Por eso mismo, porque el bien es más fuerte que el mal, hace un año sentí la
necesidad de escribir una breve apología
de las personas buenas. También ellas están afectadas por el “pecado
original”, pero la gracia es soberana. Han tomado en serio las palabras de Jesús:
“Tratad a los demás como queréis que os
traten a vosotros” (Mt 7,12). Pablo, en su carta a los Romanos, lo expresa
así: “Bendecid a los que os persiguen, bendecid
y no maldigáis” (Rm 12,21). Y más adelante: “No te dejes vencer por el mal, antes vence con el bien el mal” (Mt
12,21). No se trata de echar más leña al fuego de la violencia y de la maldad,
sino de apagarlo con el agua sanadora del bien.
No me he levantado con el pie izquierdo. Para compensar un poco la impresión de que las cosas van muy mal, os dejo un enlace a 70
vídeos con las principales canciones de Joaquín Sabina. Para los
aficionados a este compositor y cantante canalla,
es un buen regalo.
Gracias querido amigo por tu continua promoción del bien pese a que el desánimo y la desesperanza se vaya acomodando en las casas y dentro de los corazones.
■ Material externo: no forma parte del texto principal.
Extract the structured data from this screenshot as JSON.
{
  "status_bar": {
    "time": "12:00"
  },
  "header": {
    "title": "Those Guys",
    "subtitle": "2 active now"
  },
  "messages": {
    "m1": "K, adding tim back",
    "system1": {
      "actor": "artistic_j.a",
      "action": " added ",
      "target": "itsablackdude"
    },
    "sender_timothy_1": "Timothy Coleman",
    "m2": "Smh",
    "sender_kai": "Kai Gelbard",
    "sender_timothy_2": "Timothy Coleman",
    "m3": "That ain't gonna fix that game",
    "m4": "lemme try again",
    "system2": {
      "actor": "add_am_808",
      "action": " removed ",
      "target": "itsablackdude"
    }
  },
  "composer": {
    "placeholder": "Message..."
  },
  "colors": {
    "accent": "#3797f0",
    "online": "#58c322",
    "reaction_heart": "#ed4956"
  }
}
ResponderEliminarNo quiero que me ocurra a mí ni a los míos. Ojalá podamos todos los que te leemos proclamar la esperanza de un mundo mejor y de todos. Gracias por tu amor a la humanidad a pesar de lo que pasa.
Gracias, Juan, por tus palabras. Creo que la fe nos impulsa a una mística de "ojos abiertos", pero no solo para percibir las muchas huellass del mal en nuestro mundo, sino sobre todo para cultivar las semillas de vida que el Resucitado ha plantado en nuestro suelo. No es poesía. Es lo más real que tenemos.¡Siempre adelante!